Many of our ancestors lived in small towns. In some cases, the towns and villages where they lived were very small. However, one place in Maine has the smallest population, according to the U.S. Census Bureau. In fact, it would be impossible to have a smaller population.
The U.S. census for the Year 2000 lists Hibbert's Gore, Maine, with the following information:
Total population: 1. Number of blacks: 0. Number of Asians: 0. Number of whites: 1. Population under 18: 0.

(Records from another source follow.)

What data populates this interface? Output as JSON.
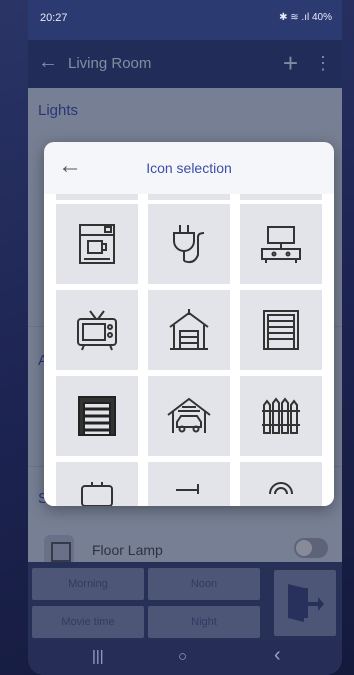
{
  "status": {
    "time": "20:27",
    "indicators": "✱ ≋ .ıl 40%"
  },
  "appbar": {
    "title": "Living Room"
  },
  "sections": {
    "lights": "Lights",
    "second": "A",
    "third": "S"
  },
  "floor_lamp": {
    "label": "Floor Lamp",
    "on": false
  },
  "scenes": {
    "morning": "Morning",
    "noon": "Noon",
    "movie": "Movie time",
    "night": "Night"
  },
  "dialog": {
    "title": "Icon selection",
    "icons": [
      {
        "name": "coffee-machine-icon"
      },
      {
        "name": "plug-icon"
      },
      {
        "name": "tv-stand-icon"
      },
      {
        "name": "retro-tv-icon"
      },
      {
        "name": "house-garage-icon"
      },
      {
        "name": "garage-door-icon"
      },
      {
        "name": "garage-closed-icon"
      },
      {
        "name": "carport-icon"
      },
      {
        "name": "fence-icon"
      },
      {
        "name": "partial-icon-1"
      },
      {
        "name": "partial-icon-2"
      },
      {
        "name": "partial-icon-3"
      }
    ]
  },
  "navbar": {
    "recent": "|||",
    "home": "○",
    "back": "‹"
  }
}
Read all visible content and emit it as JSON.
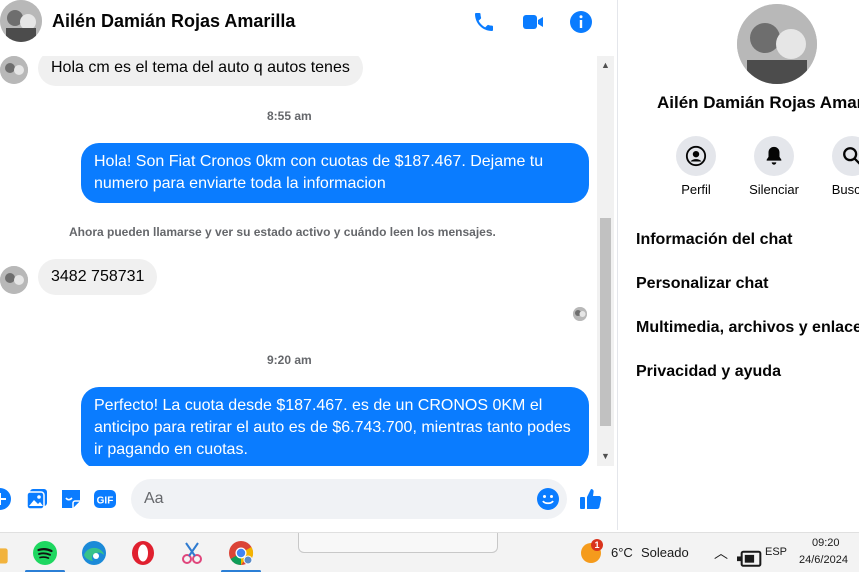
{
  "header": {
    "contact_name": "Ailén Damián Rojas Amarilla",
    "icons": [
      "phone-icon",
      "video-icon",
      "info-icon"
    ],
    "accent_color": "#0a7cff"
  },
  "messages": {
    "incoming_1": "Hola cm es el tema del auto q autos tenes",
    "time_1": "8:55 am",
    "outgoing_1": "Hola! Son Fiat Cronos 0km con cuotas de $187.467. Dejame tu numero para enviarte toda la informacion",
    "system_notice": "Ahora pueden llamarse y ver su estado activo y cuándo leen los mensajes.",
    "incoming_2": "3482 758731",
    "time_2": "9:20 am",
    "outgoing_2": "Perfecto! La cuota desde $187.467. es de un CRONOS 0KM el anticipo para retirar el auto es de $6.743.700, mientras tanto podes ir pagando en cuotas."
  },
  "composer": {
    "placeholder": "Aa",
    "icons": [
      "plus-icon",
      "image-icon",
      "sticker-icon",
      "gif-icon",
      "emoji-icon",
      "thumbs-up-icon"
    ],
    "gif_label": "GIF"
  },
  "panel": {
    "name": "Ailén Damián Rojas Amarilla",
    "actions": [
      {
        "label": "Perfil",
        "icon": "profile-icon"
      },
      {
        "label": "Silenciar",
        "icon": "bell-icon"
      },
      {
        "label": "Buscar",
        "icon": "search-icon"
      }
    ],
    "menu": [
      "Información del chat",
      "Personalizar chat",
      "Multimedia, archivos y enlaces",
      "Privacidad y ayuda"
    ]
  },
  "taskbar": {
    "apps": [
      "spotify-icon",
      "edge-icon",
      "opera-icon",
      "snipping-icon",
      "chrome-icon"
    ],
    "weather_badge": "1",
    "weather_temp": "6°C",
    "weather_desc": "Soleado",
    "language": "ESP",
    "time": "09:20",
    "date": "24/6/2024"
  }
}
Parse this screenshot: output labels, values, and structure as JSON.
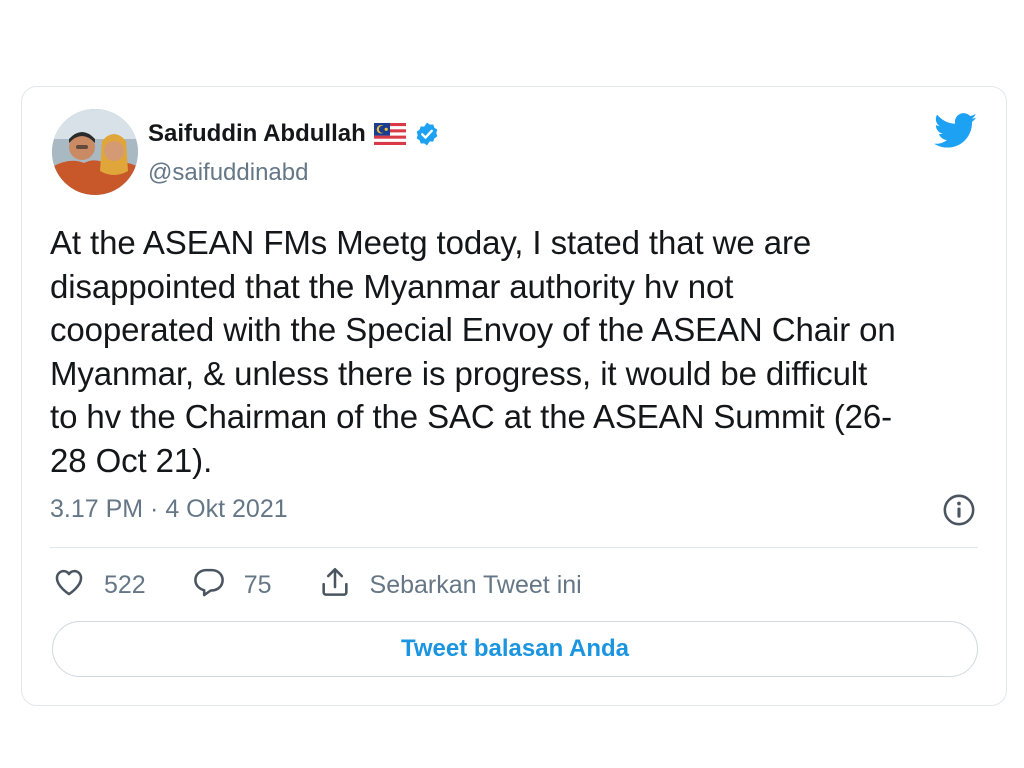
{
  "author": {
    "name": "Saifuddin Abdullah",
    "handle": "@saifuddinabd"
  },
  "icons": {
    "flag": "malaysia-flag-icon",
    "verified": "verified-badge-icon",
    "logo": "twitter-bird-icon",
    "info": "info-icon",
    "like": "heart-icon",
    "reply": "comment-icon",
    "share": "share-icon"
  },
  "colors": {
    "brand": "#1da1f2",
    "text": "#14171a",
    "muted": "#657786",
    "border": "#e1e8ed",
    "link": "#1b95e0"
  },
  "tweet": {
    "text": "At the ASEAN FMs Meetg today, I stated that we are\ndisappointed that the Myanmar authority hv not\ncooperated with the Special Envoy of the ASEAN Chair on\nMyanmar, & unless there is progress, it would be difficult\nto hv the Chairman of the SAC at the ASEAN Summit (26-\n28 Oct 21).",
    "timestamp": "3.17 PM · 4 Okt 2021"
  },
  "actions": {
    "likes": "522",
    "replies": "75",
    "share_label": "Sebarkan Tweet ini"
  },
  "reply_button": {
    "label": "Tweet balasan Anda"
  }
}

That's right, the total population is one, and that would be Karen Keller. Hibbert's Gore is an unincorporated area of 640 acres in northern Maine. In several northeastern states, a "gore" is a location that is not claimed by any county. There are no stores, no street lamps, and no mailboxes in Hibbert's Gore. It cannot be found on very many maps.
The U.S. Census Bureau does not publish personal information about individuals, such as salary and occupation. However, the Bureau does publish the average salary of every town, village, and other location. Since this location has but one citizen, the average is the same as the one person's personal data. In effect, Karen Keller's income will be published.
Karen Keller's income is probably rather low, as are her expenses. She lives alone without electricity or running water. She claims that she is not a hermit or a loner or an extreme naturalist. However, she has struggled all her life to control bipolar disorder. She cannot deal with the confines of city life, or even of small-town life, without drugs. She prefers to live a drug-free existence; therefore, she lives in a house in the wilderness and is not encumbered by the conveniences of central heat, running water, or electricity.
50-year-old Karen Keller heats her small A-frame home with a wood stove and hauls her own water by hand. She calculates that two gallons of the water is a quick shower while five gallons provides a shampoo. She lives mostly off the land, hunting deer with a bolt-action rifle and growing her own vegetables, fruit, and herbs. She splits her own firewood. She heats water on her wood-burning stove and then funnels it through a camper's shower.
Keller spent her youth between Schenectady, New York, and Midland, Michigan. She received a bachelor's degree in natural resources at the University of Michigan and spent much of her adult life in the woods of Quebec. She lived in Vermont for a while but finally found the peace she seeks in the woods of northern Maine in that quiet place called Hibbert's Gore: Population One.